Trained as an anthropologist reliant on the power of observation and words, I am attracted by the potency and reach of images to meld ideas, evidence and emotion enabling us to empathize and, yes -- assist -- indigenous cultures fending-off modern-world threats. Cultures – that is, our kindred fellows – striving to retain age-old manners, languages and time-honored traditions in the face of rapid societal disruption and erosion; upheaval wrought by the usual suspects: technology, environment, politics, nutritional decline and, alas, ill-managed tourism.
When I begin a project I understand the parameters of what I want to capture but it is really the freedom of creating images at-will that leads to the magic of a developing narrative. I follow where my nose and eyes lead and at some point - maybe even after returning home - storylines unfold in the assembled pictures. I admire photographers who can begin with a refined concept, and doggedly follow it to a conclusion that satisfies them, but prefer to allow for serendipity and intimate knowledge of my equipment, skill-set and locale to capture a story, perhaps without fully comprehending on a first visit what that story is really about. It is real-time shooting with minimal calculation and a great deal of instinct to take pictures that portray situations if not answers.
As an imagist I attempt to straddle a personal zone betwixt & between. Documentary photographers follow a character or situation over time to present complexity and nuance. Photojournalists are more akin to image-snipers freezing a decisive moment that will forever adhere in our minds-eye. None of us, however, lay claim to any comprehensive report on the human condition. All simply provide glances into slices of life. My glance is to follow (document) a story and capture key scenes (photojournalism) in an environment. My focus is to stitch these sundry images into a tableaux, weaving a tapestry about a chapter in the human journey. While I do not compose or direct situations, I do not feel obligated to present my images without some post-processing. If I can improve the presentation to make it more artful I often will, as long as it does not materially change the truthfulness on display. Transparency is key. My work is not so much a chronicle as it is a drive to evoke or vivify a time, a character or a place. This work is unscripted. I lie in wait with my tools, in full view, to catch life on the fly.

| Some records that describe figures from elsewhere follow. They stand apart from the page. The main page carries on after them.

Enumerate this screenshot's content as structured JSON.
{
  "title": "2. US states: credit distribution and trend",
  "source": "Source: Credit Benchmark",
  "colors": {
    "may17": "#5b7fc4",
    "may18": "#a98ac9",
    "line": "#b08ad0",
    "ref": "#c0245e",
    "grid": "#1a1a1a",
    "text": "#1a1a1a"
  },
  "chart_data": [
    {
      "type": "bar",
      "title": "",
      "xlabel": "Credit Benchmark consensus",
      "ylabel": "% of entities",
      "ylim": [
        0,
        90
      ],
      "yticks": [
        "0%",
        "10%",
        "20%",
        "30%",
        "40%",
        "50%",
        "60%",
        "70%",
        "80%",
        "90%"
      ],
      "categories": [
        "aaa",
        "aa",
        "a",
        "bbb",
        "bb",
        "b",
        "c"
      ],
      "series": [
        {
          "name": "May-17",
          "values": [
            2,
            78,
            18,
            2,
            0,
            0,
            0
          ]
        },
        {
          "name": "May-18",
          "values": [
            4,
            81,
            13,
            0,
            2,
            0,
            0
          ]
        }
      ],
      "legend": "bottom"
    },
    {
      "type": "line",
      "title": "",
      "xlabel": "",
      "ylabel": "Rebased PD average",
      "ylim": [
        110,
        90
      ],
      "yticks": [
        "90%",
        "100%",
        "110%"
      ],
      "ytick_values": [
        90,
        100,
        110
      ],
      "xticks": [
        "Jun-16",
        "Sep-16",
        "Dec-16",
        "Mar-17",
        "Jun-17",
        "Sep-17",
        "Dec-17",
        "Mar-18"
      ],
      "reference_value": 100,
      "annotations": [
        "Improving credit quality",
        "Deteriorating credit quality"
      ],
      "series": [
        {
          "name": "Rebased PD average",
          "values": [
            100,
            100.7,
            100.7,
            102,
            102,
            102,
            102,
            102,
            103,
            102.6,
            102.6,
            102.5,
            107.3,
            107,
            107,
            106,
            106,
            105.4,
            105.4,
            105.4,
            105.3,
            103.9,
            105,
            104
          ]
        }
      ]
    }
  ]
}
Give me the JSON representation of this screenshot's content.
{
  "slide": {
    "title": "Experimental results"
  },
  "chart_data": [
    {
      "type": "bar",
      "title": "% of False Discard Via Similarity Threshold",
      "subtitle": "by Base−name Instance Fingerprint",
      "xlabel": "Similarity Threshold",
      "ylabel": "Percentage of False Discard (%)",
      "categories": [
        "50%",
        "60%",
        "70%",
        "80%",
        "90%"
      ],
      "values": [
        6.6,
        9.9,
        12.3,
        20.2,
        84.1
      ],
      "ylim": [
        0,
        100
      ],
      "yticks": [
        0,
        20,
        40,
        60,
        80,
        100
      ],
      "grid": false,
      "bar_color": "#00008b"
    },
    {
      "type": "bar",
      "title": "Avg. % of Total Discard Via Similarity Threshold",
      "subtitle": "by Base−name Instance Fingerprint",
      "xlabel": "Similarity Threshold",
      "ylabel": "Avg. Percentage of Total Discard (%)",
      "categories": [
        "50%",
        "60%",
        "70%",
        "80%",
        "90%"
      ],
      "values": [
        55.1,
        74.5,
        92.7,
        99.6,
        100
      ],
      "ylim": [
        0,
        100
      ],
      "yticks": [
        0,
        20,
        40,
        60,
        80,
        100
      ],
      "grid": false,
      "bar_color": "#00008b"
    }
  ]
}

I have photographed extensively in Cuba, East Africa, Mongolia, Southeast Asia, the United States and, Upper Mustang in Himalayan Nepal. My photographs have been exhibited in Santa Fe, New Mexico; Havana, Cuba and at The Louvre in Paris.
For digital color work I use a Leica M10 as well as a Fuji X-Pro 1; for digital black & white, a Leica M246 Monochrom.
For analogue work I use a brace of Leica M4 cameras.
Past cameras in my cabinet have been the Leica M-P Type 240, Leica M6, Pentax 6x7, Nikon F3HP and the F4. And then there was my first: an early-model Kodak Brownie 'Holiday' from the 1950s.
While I still love the look and 'feel' of silver gelatin, my main chemistry is now pigment-on-paper.
A sampling of my photographs may be viewed at www.wilburnorman.com.
One hundred fifty (150) of my Cuban photographs will be published in a late 2018 hardcover edition by Vajra Books.